One Person’s Savings Are Another’s Costs

Many compare efforts to control health-care costs to a game of whack-a-mole. A state might successfully regulate spending in one area only to see costs skyrocket in another.

“You might be able to cut rates in Medicaid, but then rates will pop up in private insurance. The standard toolkit for states is fraught with political danger,” says Shaferstein.

“Health care is so complex, and there are so many different players. It’s really hard to get your arm around the whole bundle,” says Mechanic.

For instance, Medicare lowered the limit for how long older patients can stay in hospitals. But there’s some evidence that the Medicare savings became extra costs for nursing homes because hospitals started providing fewer services for elderly patients altogether.

State Legislation

When it comes to controlling drug prices, states haven’t made much progress. They have made more headway regulating surprise medical bills.

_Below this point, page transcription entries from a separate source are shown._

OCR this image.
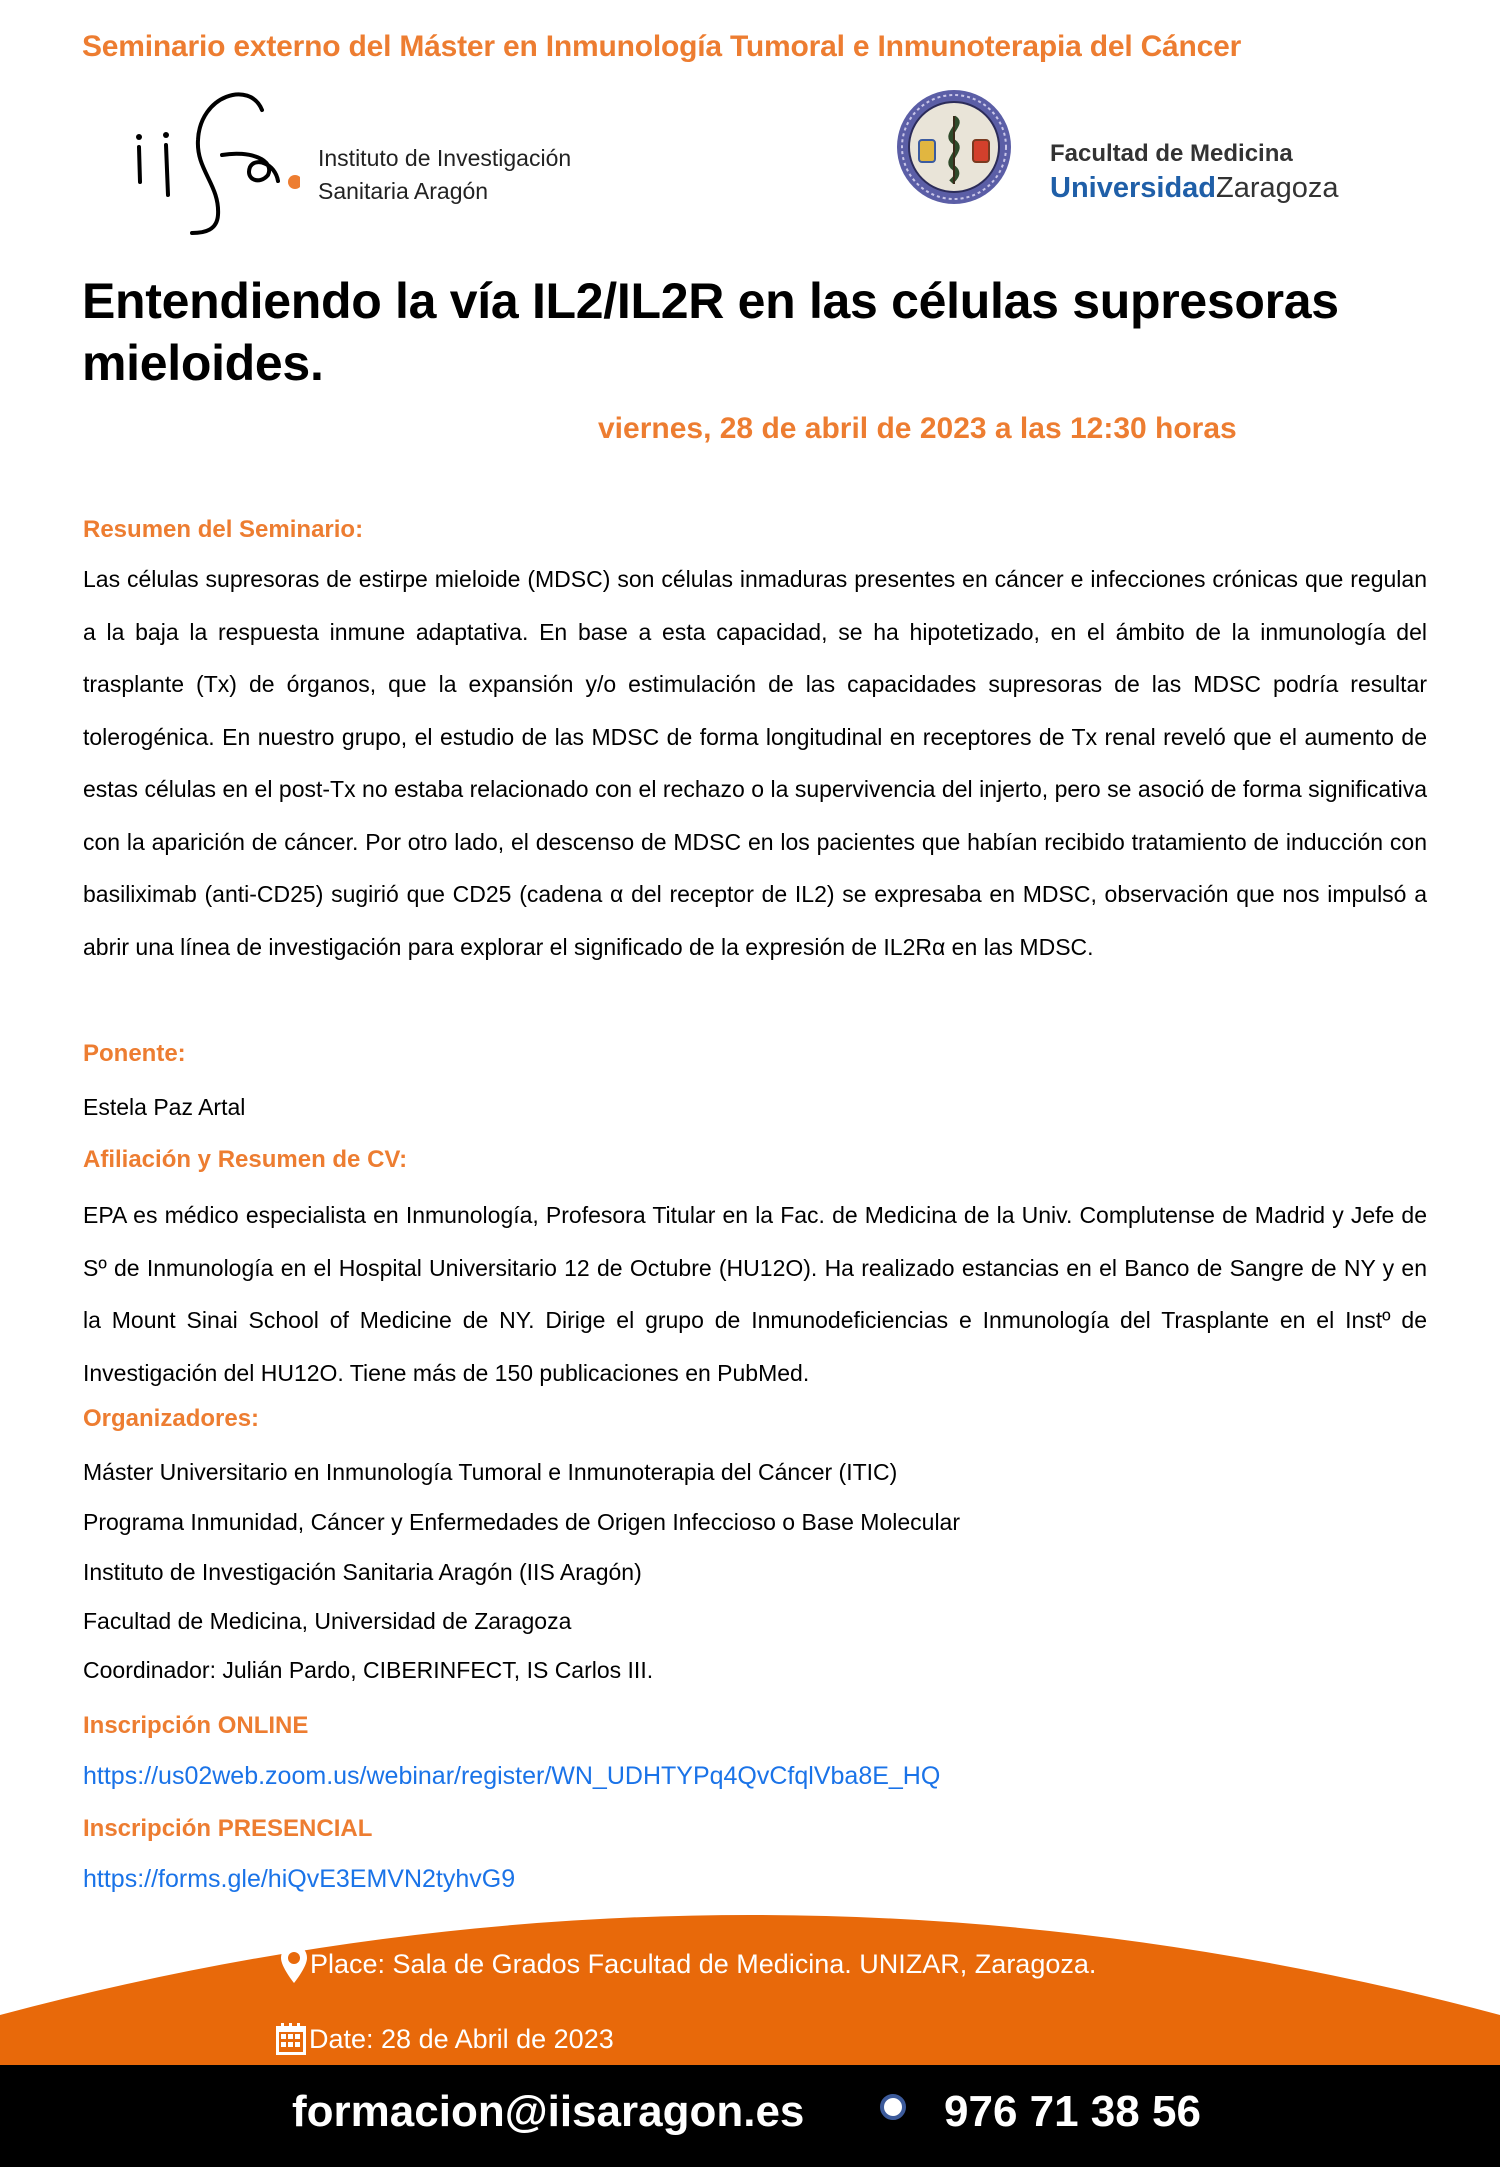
Seminario externo del Máster en Inmunología Tumoral e Inmunoterapia del Cáncer
Instituto de Investigación
Sanitaria Aragón
Facultad de Medicina
UniversidadZaragoza
Entendiendo la vía IL2/IL2R en las células supresoras mieloides.
viernes, 28 de abril de 2023 a las 12:30 horas
Resumen del Seminario:
Las células supresoras de estirpe mieloide (MDSC) son células inmaduras presentes en cáncer e infecciones crónicas que regulan a la baja la respuesta inmune adaptativa. En base a esta capacidad, se ha hipotetizado, en el ámbito de la inmunología del trasplante (Tx) de órganos, que la expansión y/o estimulación de las capacidades supresoras de las MDSC podría resultar tolerogénica. En nuestro grupo, el estudio de las MDSC de forma longitudinal en receptores de Tx renal reveló que el aumento de estas células en el post-Tx no estaba relacionado con el rechazo o la supervivencia del injerto, pero se asoció de forma significativa con la aparición de cáncer. Por otro lado, el descenso de MDSC en los pacientes que habían recibido tratamiento de inducción con basiliximab (anti-CD25) sugirió que CD25 (cadena α del receptor de IL2) se expresaba en MDSC, observación que nos impulsó a abrir una línea de investigación para explorar el significado de la expresión de IL2Rα en las MDSC.
Ponente:
Estela Paz Artal
Afiliación y Resumen de CV:
EPA es médico especialista en Inmunología, Profesora Titular en la Fac. de Medicina de la Univ. Complutense de Madrid y Jefe de Sº de Inmunología en el Hospital Universitario 12 de Octubre (HU12O). Ha realizado estancias en el Banco de Sangre de NY y en la Mount Sinai School of Medicine de NY. Dirige el grupo de Inmunodeficiencias e Inmunología del Trasplante en el Instº de Investigación del HU12O. Tiene más de 150 publicaciones en PubMed.
Organizadores:
Máster Universitario en Inmunología Tumoral e Inmunoterapia del Cáncer (ITIC)
Programa Inmunidad, Cáncer y Enfermedades de Origen Infeccioso o Base Molecular
Instituto de Investigación Sanitaria Aragón (IIS Aragón)
Facultad de Medicina, Universidad de Zaragoza
Coordinador: Julián Pardo, CIBERINFECT, IS Carlos III.
Inscripción ONLINE
https://us02web.zoom.us/webinar/register/WN_UDHTYPq4QvCfqlVba8E_HQ
Inscripción PRESENCIAL
https://forms.gle/hiQvE3EMVN2tyhvG9
Place: Sala de Grados Facultad de Medicina. UNIZAR, Zaragoza.
Date: 28 de Abril de 2023
formacion@iisaragon.es	976 71 38 56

Half the states have passed surprise billing laws. Only nine of them, though, included “comprehensive protections” that apply to all insurance plans, according to the Commonwealth Fund.

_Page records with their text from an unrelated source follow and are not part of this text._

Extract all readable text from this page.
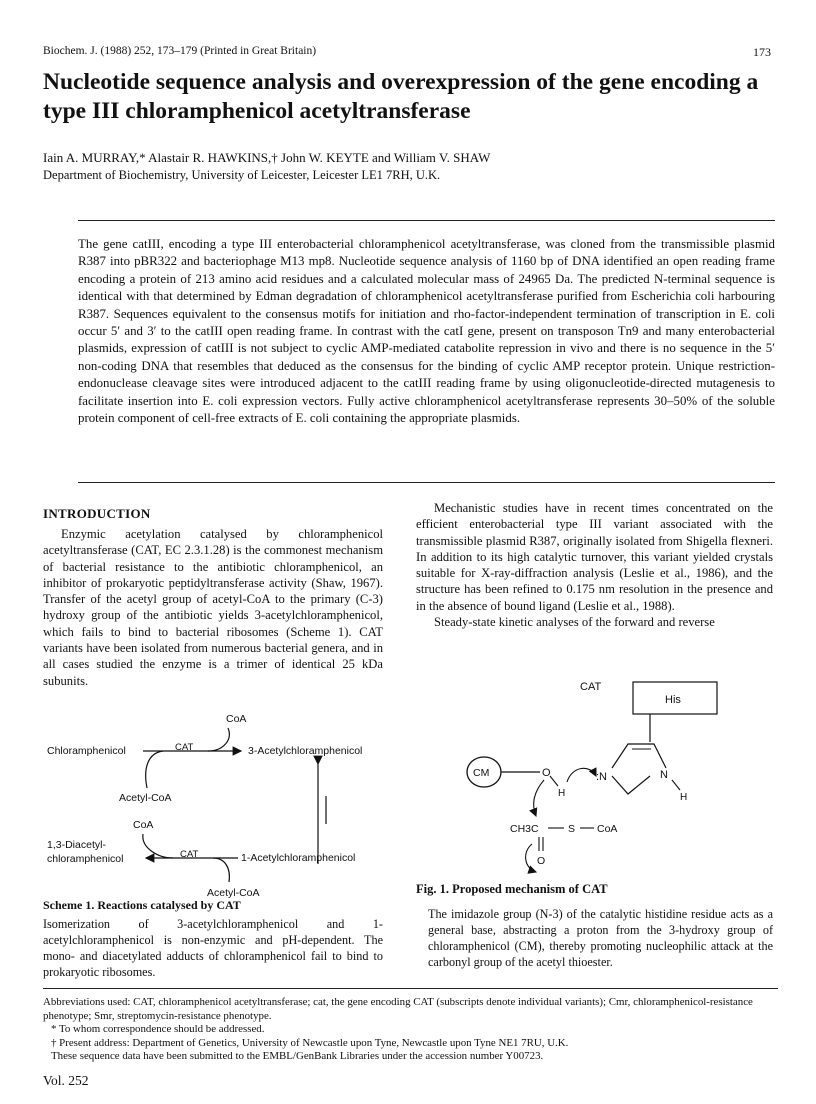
Biochem. J. (1988) 252, 173–179 (Printed in Great Britain)	173
Nucleotide sequence analysis and overexpression of the gene encoding a type III chloramphenicol acetyltransferase
Iain A. MURRAY,* Alastair R. HAWKINS,† John W. KEYTE and William V. SHAW
Department of Biochemistry, University of Leicester, Leicester LE1 7RH, U.K.

The gene catIII, encoding a type III enterobacterial chloramphenicol acetyltransferase, was cloned from the transmissible plasmid R387 into pBR322 and bacteriophage M13 mp8. Nucleotide sequence analysis of 1160 bp of DNA identified an open reading frame encoding a protein of 213 amino acid residues and a calculated molecular mass of 24965 Da. The predicted N-terminal sequence is identical with that determined by Edman degradation of chloramphenicol acetyltransferase purified from Escherichia coli harbouring R387. Sequences equivalent to the consensus motifs for initiation and rho-factor-independent termination of transcription in E. coli occur 5′ and 3′ to the catIII open reading frame. In contrast with the catI gene, present on transposon Tn9 and many enterobacterial plasmids, expression of catIII is not subject to cyclic AMP-mediated catabolite repression in vivo and there is no sequence in the 5′ non-coding DNA that resembles that deduced as the consensus for the binding of cyclic AMP receptor protein. Unique restriction-endonuclease cleavage sites were introduced adjacent to the catIII reading frame by using oligonucleotide-directed mutagenesis to facilitate insertion into E. coli expression vectors. Fully active chloramphenicol acetyltransferase represents 30–50% of the soluble protein component of cell-free extracts of E. coli containing the appropriate plasmids.

INTRODUCTION

Enzymic acetylation catalysed by chloramphenicol acetyltransferase (CAT, EC 2.3.1.28) is the commonest mechanism of bacterial resistance to the antibiotic chloramphenicol, an inhibitor of prokaryotic peptidyltransferase activity (Shaw, 1967). Transfer of the acetyl group of acetyl-CoA to the primary (C-3) hydroxy group of the antibiotic yields 3-acetylchloramphenicol, which fails to bind to bacterial ribosomes (Scheme 1). CAT variants have been isolated from numerous bacterial genera, and in all cases studied the enzyme is a trimer of identical 25 kDa subunits.

Mechanistic studies have in recent times concentrated on the efficient enterobacterial type III variant associated with the transmissible plasmid R387, originally isolated from Shigella flexneri. In addition to its high catalytic turnover, this variant yielded crystals suitable for X-ray-diffraction analysis (Leslie et al., 1986), and the structure has been refined to 0.175 nm resolution in the presence and in the absence of bound ligand (Leslie et al., 1988).

Steady-state kinetic analyses of the forward and reverse

CoA
Chloramphenicol	CAT	3-Acetylchloramphenicol
Acetyl-CoA
CoA
1,3-Diacetyl-
chloramphenicol	CAT	1-Acetylchloramphenicol
Acetyl-CoA
Scheme 1. Reactions catalysed by CAT
Isomerization of 3-acetylchloramphenicol and 1-acetylchloramphenicol is non-enzymic and pH-dependent. The mono- and diacetylated adducts of chloramphenicol fail to bind to prokaryotic ribosomes.
CAT
His
CM	O
H
:N	N
H
CH3C	S CoA
O
Fig. 1. Proposed mechanism of CAT
The imidazole group (N-3) of the catalytic histidine residue acts as a general base, abstracting a proton from the 3-hydroxy group of chloramphenicol (CM), thereby promoting nucleophilic attack at the carbonyl group of the acetyl thioester.
Abbreviations used: CAT, chloramphenicol acetyltransferase; cat, the gene encoding CAT (subscripts denote individual variants); Cmr, chloramphenicol-resistance phenotype; Smr, streptomycin-resistance phenotype.
* To whom correspondence should be addressed.
† Present address: Department of Genetics, University of Newcastle upon Tyne, Newcastle upon Tyne NE1 7RU, U.K.
These sequence data have been submitted to the EMBL/GenBank Libraries under the accession number Y00723.
Vol. 252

While states have struggled to actually lower drug prices, like Congress plans to do, they have passed laws to make them more transparent and to clamp down on pharmacy benefit managers — middlemen who negotiate drug benefits for plans.

Five states have enacted laws that require drug companies to notify them if they will significantly raise the price of a drug, and at least a dozen have restricted the power that a pharmacy benefit manager can have, like requiring them to register with the state.

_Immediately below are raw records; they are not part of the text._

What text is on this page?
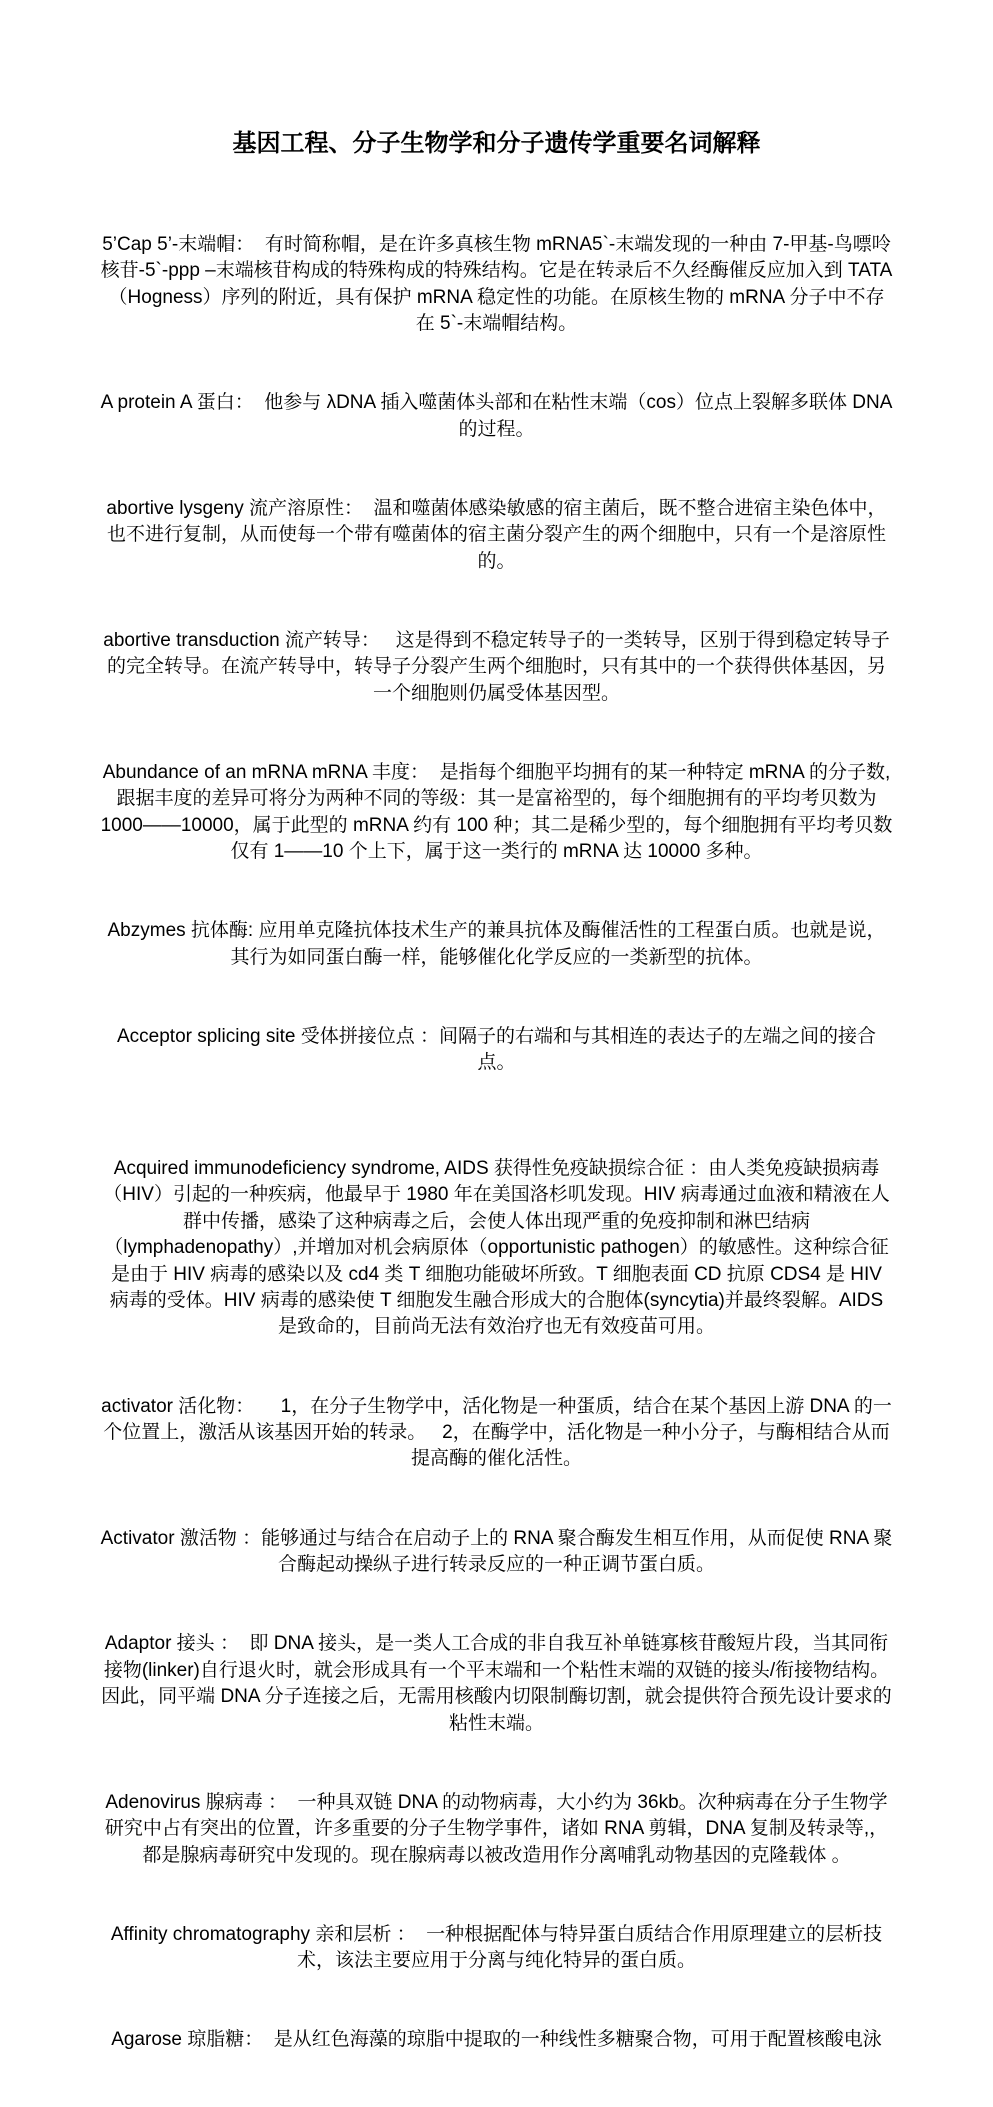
基因工程、分子生物学和分子遗传学重要名词解释

5’Cap 5’-末端帽：  有时简称帽，是在许多真核生物 mRNA5`-末端发现的一种由 7-甲基-鸟嘌呤核苷-5`-ppp –末端核苷构成的特殊构成的特殊结构。它是在转录后不久经酶催反应加入到 TATA（Hogness）序列的附近，具有保护 mRNA 稳定性的功能。在原核生物的 mRNA 分子中不存在 5`-末端帽结构。

A protein A 蛋白：  他参与 λDNA 插入噬菌体头部和在粘性末端（cos）位点上裂解多联体 DNA 的过程。

abortive lysgeny 流产溶原性：  温和噬菌体感染敏感的宿主菌后，既不整合进宿主染色体中，也不进行复制，从而使每一个带有噬菌体的宿主菌分裂产生的两个细胞中，只有一个是溶原性的。

abortive transduction 流产转导：   这是得到不稳定转导子的一类转导，区别于得到稳定转导子的完全转导。在流产转导中，转导子分裂产生两个细胞时，只有其中的一个获得供体基因，另一个细胞则仍属受体基因型。

Abundance of an mRNA mRNA 丰度：  是指每个细胞平均拥有的某一种特定 mRNA 的分子数,跟据丰度的差异可将分为两种不同的等级：其一是富裕型的，每个细胞拥有的平均考贝数为 1000——10000，属于此型的 mRNA 约有 100 种；其二是稀少型的，每个细胞拥有平均考贝数仅有 1——10 个上下，属于这一类行的 mRNA 达 10000 多种。

Abzymes 抗体酶: 应用单克隆抗体技术生产的兼具抗体及酶催活性的工程蛋白质。也就是说，其行为如同蛋白酶一样，能够催化化学反应的一类新型的抗体。

Acceptor splicing site 受体拼接位点 ：间隔子的右端和与其相连的表达子的左端之间的接合点。

Acquired immunodeficiency syndrome, AIDS 获得性免疫缺损综合征 ：由人类免疫缺损病毒（HIV）引起的一种疾病，他最早于 1980 年在美国洛杉叽发现。HIV 病毒通过血液和精液在人群中传播，感染了这种病毒之后，会使人体出现严重的免疫抑制和淋巴结病（lymphadenopathy）,并增加对机会病原体（opportunistic pathogen）的敏感性。这种综合征是由于 HIV 病毒的感染以及 cd4 类 T 细胞功能破坏所致。T 细胞表面 CD 抗原 CDS4 是 HIV 病毒的受体。HIV 病毒的感染使 T 细胞发生融合形成大的合胞体(syncytia)并最终裂解。AIDS 是致命的，目前尚无法有效治疗也无有效疫苗可用。

activator 活化物：     1，在分子生物学中，活化物是一种蛋质，结合在某个基因上游 DNA 的一个位置上，激活从该基因开始的转录。   2，在酶学中，活化物是一种小分子，与酶相结合从而提高酶的催化活性。

Activator 激活物 ：能够通过与结合在启动子上的 RNA 聚合酶发生相互作用，从而促使 RNA 聚合酶起动操纵子进行转录反应的一种正调节蛋白质。

Adaptor 接头 ：  即 DNA 接头，是一类人工合成的非自我互补单链寡核苷酸短片段，当其同衔接物(linker)自行退火时，就会形成具有一个平末端和一个粘性末端的双链的接头/衔接物结构。因此，同平端 DNA 分子连接之后，无需用核酸内切限制酶切割，就会提供符合预先设计要求的粘性末端。

Adenovirus 腺病毒 ：  一种具双链 DNA 的动物病毒，大小约为 36kb。次种病毒在分子生物学研究中占有突出的位置，许多重要的分子生物学事件，诸如 RNA 剪辑，DNA 复制及转录等,，都是腺病毒研究中发现的。现在腺病毒以被改造用作分离哺乳动物基因的克隆载体 。

Affinity chromatography 亲和层析 ：  一种根据配体与特异蛋白质结合作用原理建立的层析技术，该法主要应用于分离与纯化特异的蛋白质。

Agarose 琼脂糖：  是从红色海藻的琼脂中提取的一种线性多糖聚合物，可用于配置核酸电泳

Solutions That Have Worked

There are some success stories and lessons learned that Congress could use to lower health-care spending in general.

“States should be thinking of more global solutions because you kind of have to go big. Oftentimes people are looking to save $1 to $2 million a year, but that’s not going to make much of a difference,” says Shafterstein.

Only a couple of states have “gone big” in this sense.

Massachusetts passed what became the framework for the federal Affordable Care Act in 2006, known as “RomneyCare,” which requires residents to have health insurance. Health-care spending has since slowed in recent years. Mechanic credits that to the law’s requirements for private health entities to publicly justify price hikes and high spending.

In Maryland, it has taken decades to get health-care spending under control. The state has had an all-payer system for hospitals since the 1970s, meaning they get a fixed sum every month rather than bill insurers for every claim. While that system — which is only used by one other state, Vermont — curbed hospital spending per patient, hospital spending overall grew at a slightly higher rate than the national average.

So in 2014, Maryland forced hospitals to limit their spending to 0.5 percent less than the national growth rate. It has largely been deemed a success, with a report commissioned by the federal Centers for Medicare and Medicaid Services finding that “Maryland hospitals were able to operate within their global budgets without adverse effects on their financial status.”

On a less global scale, states have been able to drive down premiums by implementing reinsurance programs, meaning the government pays for the most expensive patients, taking that bill off insurance companies’ plate.

But reinsurance is like slapping a band-aid on a much larger wound.

“Recent state efforts on reinsurance have worked, but they aren’t really getting at the overall cost of coverage,” says Kevin Lucia, research professor at Georgetown University’s Health Policy Institute.